Puzzeldorf has two "campaigns" available. One is a short series of levels with a Christmas theme, and the other is a series of levels grouped in "worlds" of increasing difficulty. In both, you control a pixelated human-like character who pushes the various blocks (of various distinct shapes for the color blind) onto their correct locations (marked with the same shape as their required block).
Graphically, it uses a cartoony, pixel art style that is simple, vibrant, and distinctive. The idea was obviously to make something that would be cute, inoffensive yet appropriate to the game concept, which the graphics have met with flying colors.
Sounds are generally nothing special, mostly bumping noises and a few blips and bleeps.
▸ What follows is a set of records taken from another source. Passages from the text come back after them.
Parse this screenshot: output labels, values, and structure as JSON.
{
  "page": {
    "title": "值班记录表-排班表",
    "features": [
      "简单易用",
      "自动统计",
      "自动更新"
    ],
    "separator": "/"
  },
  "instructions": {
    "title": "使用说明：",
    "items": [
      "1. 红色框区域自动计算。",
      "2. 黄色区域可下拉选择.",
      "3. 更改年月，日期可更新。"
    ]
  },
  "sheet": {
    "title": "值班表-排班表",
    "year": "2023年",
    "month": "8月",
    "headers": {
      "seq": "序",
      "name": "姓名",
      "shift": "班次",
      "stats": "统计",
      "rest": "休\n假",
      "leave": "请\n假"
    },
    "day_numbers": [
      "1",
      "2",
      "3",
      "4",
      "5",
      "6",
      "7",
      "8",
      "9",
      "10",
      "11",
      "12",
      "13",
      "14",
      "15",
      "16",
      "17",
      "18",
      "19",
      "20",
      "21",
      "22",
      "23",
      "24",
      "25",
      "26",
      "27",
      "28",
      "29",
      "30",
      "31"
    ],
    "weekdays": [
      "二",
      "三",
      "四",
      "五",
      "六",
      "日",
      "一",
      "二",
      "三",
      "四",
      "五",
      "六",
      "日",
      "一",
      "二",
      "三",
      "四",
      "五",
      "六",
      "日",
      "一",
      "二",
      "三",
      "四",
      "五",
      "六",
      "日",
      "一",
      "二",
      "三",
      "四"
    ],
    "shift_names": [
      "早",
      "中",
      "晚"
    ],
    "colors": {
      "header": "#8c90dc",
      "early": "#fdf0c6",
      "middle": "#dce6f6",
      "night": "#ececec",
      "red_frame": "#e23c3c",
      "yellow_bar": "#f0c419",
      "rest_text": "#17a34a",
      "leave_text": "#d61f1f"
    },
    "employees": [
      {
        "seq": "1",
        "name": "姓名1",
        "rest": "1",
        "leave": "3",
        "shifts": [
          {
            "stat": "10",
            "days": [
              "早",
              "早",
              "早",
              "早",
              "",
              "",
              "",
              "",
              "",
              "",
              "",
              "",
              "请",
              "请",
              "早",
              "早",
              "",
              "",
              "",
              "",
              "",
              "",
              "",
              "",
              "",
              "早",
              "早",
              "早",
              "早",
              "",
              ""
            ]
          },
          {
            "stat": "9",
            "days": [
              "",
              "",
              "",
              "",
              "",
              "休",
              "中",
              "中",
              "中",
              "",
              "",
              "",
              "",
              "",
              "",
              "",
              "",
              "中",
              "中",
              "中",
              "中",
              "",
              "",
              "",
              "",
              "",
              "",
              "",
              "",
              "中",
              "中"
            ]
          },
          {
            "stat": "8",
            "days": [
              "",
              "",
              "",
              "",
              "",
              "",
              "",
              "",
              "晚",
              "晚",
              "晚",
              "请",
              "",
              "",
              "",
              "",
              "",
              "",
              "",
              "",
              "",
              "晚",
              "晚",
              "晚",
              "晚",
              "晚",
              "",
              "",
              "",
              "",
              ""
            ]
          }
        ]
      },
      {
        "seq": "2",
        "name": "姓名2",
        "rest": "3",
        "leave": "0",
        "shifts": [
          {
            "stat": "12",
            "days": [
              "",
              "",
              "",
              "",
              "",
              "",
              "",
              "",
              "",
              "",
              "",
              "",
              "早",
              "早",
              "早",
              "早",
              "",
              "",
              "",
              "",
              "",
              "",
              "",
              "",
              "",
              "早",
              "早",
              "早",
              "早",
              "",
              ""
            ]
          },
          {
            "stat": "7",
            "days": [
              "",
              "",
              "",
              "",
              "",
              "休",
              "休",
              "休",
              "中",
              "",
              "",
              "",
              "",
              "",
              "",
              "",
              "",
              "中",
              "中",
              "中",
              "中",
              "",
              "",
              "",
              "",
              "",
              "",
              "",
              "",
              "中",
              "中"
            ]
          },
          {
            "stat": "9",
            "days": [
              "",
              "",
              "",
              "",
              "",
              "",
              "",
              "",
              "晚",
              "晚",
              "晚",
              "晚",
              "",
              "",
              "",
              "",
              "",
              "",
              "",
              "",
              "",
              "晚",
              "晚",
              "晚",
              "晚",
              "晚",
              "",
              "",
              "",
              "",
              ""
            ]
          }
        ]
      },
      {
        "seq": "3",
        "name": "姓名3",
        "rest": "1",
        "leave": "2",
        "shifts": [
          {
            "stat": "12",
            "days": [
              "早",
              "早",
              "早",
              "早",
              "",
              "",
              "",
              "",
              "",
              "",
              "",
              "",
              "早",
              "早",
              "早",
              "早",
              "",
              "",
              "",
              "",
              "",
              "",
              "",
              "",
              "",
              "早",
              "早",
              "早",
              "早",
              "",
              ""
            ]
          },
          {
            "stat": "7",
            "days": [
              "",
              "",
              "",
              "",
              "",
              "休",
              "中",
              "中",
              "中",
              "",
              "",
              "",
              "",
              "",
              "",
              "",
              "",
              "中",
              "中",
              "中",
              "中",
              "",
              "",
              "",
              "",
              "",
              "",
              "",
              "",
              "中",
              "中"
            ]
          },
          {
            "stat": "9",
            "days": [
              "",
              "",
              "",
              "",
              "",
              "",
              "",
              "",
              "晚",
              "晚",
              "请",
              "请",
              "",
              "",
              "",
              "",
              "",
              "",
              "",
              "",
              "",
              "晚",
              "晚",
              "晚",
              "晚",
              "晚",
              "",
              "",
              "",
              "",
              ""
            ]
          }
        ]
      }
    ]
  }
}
The music, on the other hand, is peppy yet pleasant, featuring a nice array of synthesized instruments with soothing tones.
This game is perfectly playable with a keyboard but also has support for all types of compatible Steam controllers, but given all you need to do is hit a few menu buttons and use the direction controls to push boxes, the controls are easily figured out in a few minutes. The restart puzzle option is as simple as hitting the R key on the keyboard (or it's equivalent on a gamepad), making them easy to redo.
Stability is excellent. The title uses the Unity game engine and is quite stable, running without any discernable issues on Windows. Testing on Linux via Steam Proton worked fine out of the box as well.
Morally, I'm pleased to say this is perfect. The game developer is Christian themselves and claimed there was nothing morally offensive, and they proved as good as their word.
Overall, this is a good game, if rather short and sweet that is worth its asking price. Morally, it is appropriate for all ages.